DOI:    Published online July 1, 2001.
A Case of Small Cell Lung Cancer Metastasis to the Gingiva.
Kyu Seung Lee, Yun Seon Lee, Seon Jung Kwon, Jin Young Ahn, Myung Hoon Kim, Hee Sun Park, Dong Won Kang, Geun Hwa Kim, Seong Su Jeong, Kyu Sang Song, Ju Ock Kim, Sun Young Kim
The incidence of lung cancer and its mortality rate are increasing in Korea. At the time of diagnosis, 40% patients of lung cancer patients had metastatic lesions.

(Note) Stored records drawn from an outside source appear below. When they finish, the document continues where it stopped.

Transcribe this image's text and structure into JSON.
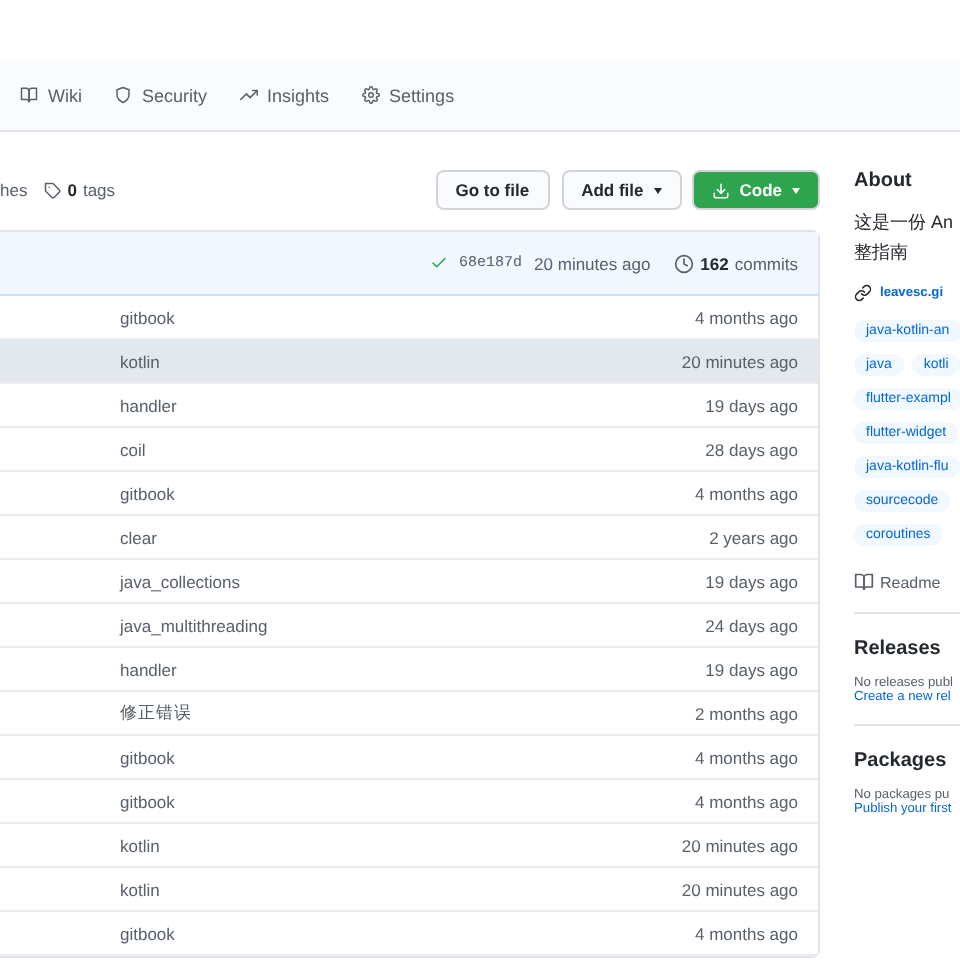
{
  "nav_tabs": [
    {
      "label": "Wiki",
      "selected": false
    },
    {
      "label": "Security",
      "selected": false
    },
    {
      "label": "Insights",
      "selected": false
    },
    {
      "label": "Settings",
      "selected": false
    }
  ],
  "branch_info": {
    "branches": "hes",
    "tags_count": "0",
    "tags_label": "tags"
  },
  "buttons": {
    "go_to_file": "Go to file",
    "add_file": "Add file",
    "code": "Code"
  },
  "latest_commit": {
    "hash": "68e187d",
    "time": "20 minutes ago",
    "commits_count": "162",
    "commits_label": "commits",
    "passed": true
  },
  "files": [
    {
      "message": "gitbook",
      "time": "4 months ago",
      "highlighted": false
    },
    {
      "message": "kotlin",
      "time": "20 minutes ago",
      "highlighted": true
    },
    {
      "message": "handler",
      "time": "19 days ago",
      "highlighted": false
    },
    {
      "message": "coil",
      "time": "28 days ago",
      "highlighted": false
    },
    {
      "message": "gitbook",
      "time": "4 months ago",
      "highlighted": false
    },
    {
      "message": "clear",
      "time": "2 years ago",
      "highlighted": false
    },
    {
      "message": "java_collections",
      "time": "19 days ago",
      "highlighted": false
    },
    {
      "message": "java_multithreading",
      "time": "24 days ago",
      "highlighted": false
    },
    {
      "message": "handler",
      "time": "19 days ago",
      "highlighted": false
    },
    {
      "message": "修正错误",
      "time": "2 months ago",
      "highlighted": false
    },
    {
      "message": "gitbook",
      "time": "4 months ago",
      "highlighted": false
    },
    {
      "message": "gitbook",
      "time": "4 months ago",
      "highlighted": false
    },
    {
      "message": "kotlin",
      "time": "20 minutes ago",
      "highlighted": false
    },
    {
      "message": "kotlin",
      "time": "20 minutes ago",
      "highlighted": false
    },
    {
      "message": "gitbook",
      "time": "4 months ago",
      "highlighted": false
    }
  ],
  "about": {
    "title": "About",
    "description": [
      "这是一份 An",
      "整指南"
    ],
    "link": "leavesc.gi",
    "topics": [
      [
        "java-kotlin-an"
      ],
      [
        "java",
        "kotli"
      ],
      [
        "flutter-exampl"
      ],
      [
        "flutter-widget"
      ],
      [
        "java-kotlin-flu"
      ],
      [
        "sourcecode"
      ],
      [
        "coroutines"
      ]
    ],
    "readme": "Readme"
  },
  "releases": {
    "title": "Releases",
    "note": "No releases publ",
    "link": "Create a new rel"
  },
  "packages": {
    "title": "Packages",
    "note": "No packages pu",
    "link": "Publish your first"
  }
}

The common metastatic sites are the contralateral lung, bone, liver, adrenal gland and the brain. Metastasis to oral mucosa is rarely encountered in lung cancer and metastasis to the gingiva is more uncommon. Approximately 1% of malignant carcinomas in the oral cavity are the result of metastases, and 10-25% of metastatic cancers originate from lung cancer. Clinically metastatic gingival lesions are benign including hemangioma, pyogenic granuloma, giant-cell granuloma or a peripheral fibroma. Often metastases to the gingiva are diagnosed too late and by the time they are detected, they have metastases to other organs. Here we report a case of small cell lung carcinoma that had metastased to the gingiva with review of relevant literature.